Kognitif (berkaitan dengan nalar atau proses berpikir) seperti rendah diri, kosentrasi menurun, daya ingat menurun, rasa bersalah, ingin bunuh diri. Fisik (berkaitan dengan fisik) seperti gangguan tidur, gangguan nafsu makan, lelah, psikomotor menurun, hasrat seksual menurun.
Pejabat sekalipun yang ketika divonis Covid-19, akan mengalami gangguan kesehatan mental. Gangguan mental orang yang divonis positif Covid-19 akan lebih "hebat" dibanding orang yang divonis kanker.
Meski awal-awalnya sama ada penolakan mengapa bisa terjadi, tetapi orang yang divonis kanker masih lebih "beruntung" karena masih bisa berkumpul dengan keluarga. Tidak ada stigma juga yang disematkan ketika ia sudah menjalani pengobatan.
Berbeda dengan orang yang divonis positif Covid-19. Tidak bisa berkumpul dengan orang-orang tercinta, tidak bisa dijenguk, dijemput petugas dengan APD lengkap, belum lagi stigma yang didapat dari masyarakat, terisolasi dari masyarakat, hingga bayang-bayang kematian. Dan, ini akan memunculkan gangguan kesehatan mental yang turbulensi.

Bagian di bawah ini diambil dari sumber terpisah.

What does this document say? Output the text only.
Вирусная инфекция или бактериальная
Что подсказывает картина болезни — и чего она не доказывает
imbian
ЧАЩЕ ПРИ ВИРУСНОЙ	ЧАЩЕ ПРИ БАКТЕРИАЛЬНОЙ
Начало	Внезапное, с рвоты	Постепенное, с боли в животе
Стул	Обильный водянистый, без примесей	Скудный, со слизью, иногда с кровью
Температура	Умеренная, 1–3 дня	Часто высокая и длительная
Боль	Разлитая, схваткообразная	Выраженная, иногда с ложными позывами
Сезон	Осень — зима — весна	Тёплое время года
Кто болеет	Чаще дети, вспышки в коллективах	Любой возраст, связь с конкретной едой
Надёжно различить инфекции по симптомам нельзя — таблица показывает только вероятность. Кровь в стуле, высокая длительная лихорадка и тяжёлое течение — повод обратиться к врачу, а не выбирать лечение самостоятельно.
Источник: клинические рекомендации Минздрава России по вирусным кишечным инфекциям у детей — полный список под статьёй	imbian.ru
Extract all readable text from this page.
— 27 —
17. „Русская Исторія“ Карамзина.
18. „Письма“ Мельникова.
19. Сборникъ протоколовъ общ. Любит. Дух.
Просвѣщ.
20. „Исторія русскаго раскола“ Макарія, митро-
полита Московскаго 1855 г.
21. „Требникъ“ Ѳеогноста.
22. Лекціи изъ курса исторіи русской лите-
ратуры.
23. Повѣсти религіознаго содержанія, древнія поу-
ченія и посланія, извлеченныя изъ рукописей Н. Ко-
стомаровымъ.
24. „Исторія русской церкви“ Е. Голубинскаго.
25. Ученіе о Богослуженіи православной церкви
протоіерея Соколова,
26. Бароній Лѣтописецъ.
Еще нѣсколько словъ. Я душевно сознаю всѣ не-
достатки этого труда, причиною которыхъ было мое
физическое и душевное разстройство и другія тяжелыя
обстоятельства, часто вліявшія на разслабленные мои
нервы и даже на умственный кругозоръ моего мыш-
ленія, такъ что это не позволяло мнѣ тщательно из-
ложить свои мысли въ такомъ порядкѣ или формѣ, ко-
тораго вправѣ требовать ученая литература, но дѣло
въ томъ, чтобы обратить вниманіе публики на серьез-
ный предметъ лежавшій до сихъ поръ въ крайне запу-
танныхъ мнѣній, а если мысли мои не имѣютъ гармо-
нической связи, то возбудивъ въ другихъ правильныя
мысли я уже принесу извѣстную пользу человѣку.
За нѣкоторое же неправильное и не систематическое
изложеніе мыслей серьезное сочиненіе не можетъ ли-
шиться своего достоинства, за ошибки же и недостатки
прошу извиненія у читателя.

Bagi pasien non-Covid-19, boleh dikata hampir setiap saat sanak keluarga silih berganti mengunjungi, membesuknya. Bahkan dibolehkan satu atau dua orang menunggu di ruangan.
Kondisi ini sangat berbeda untuk pasien dengan Covid-19. Â Sejak masuk ruang isolasi IGD rumah sakit atau bahkan sebelumnya, pihak keluarga sudah tidak dibolehkan bertemu langsung dengan pasien.
"Persoalannya, yang mengalami gangguan kesehatan mental itu bukan hanya dialami pasien positif Covid-19 saja. Mereka yang noncovid pun akan mengalami hal serupa. Cemas, khawatir akan tertular, gelisah, stress. Bahkan tidak sedikit pula yang frustrasi karena kehilangan pekerjaan, tidak punya uang, dan lain-lain," tutur Dina.
Menurut dr. Agung Frijanto, masalah ganguan kesehatan mental ini juga dialami tenaga dokter dan tenaga kesehatan yang menangani pasien Covid-19. Yang ternyata luput juga dari perhatian masyarakat dan pemerintah. Padahal, mereka juga mengalami gangguan yang sama.
Khawatir akan terinfeksi dan menularkan ke keluarga, perasaan frustrasi ketidakpuasan pada pekerjaan, perasaan kesepian terisolasi, kontak langsung dengan pasien positif Covid-19, pasien menyembunyikan riwayat medis, dan peningkatan rasio kerja mengingat jumlah pasien Covid-19 yang terus merangkak naik.
Jumlah dokter dan tenaga medis yang tidak sebanding dengan jumlah pasien yang datang membuat mereka dituntut untuk bekerja tanpa henti dan kurang beristirahat. Selain itu, mereka juga menyaksikan puluhan ribu pasien yang tersiksa akibat Covid-19, sehingga tidak heran jika kesehatan mental tim dokter juga ikut terganggu.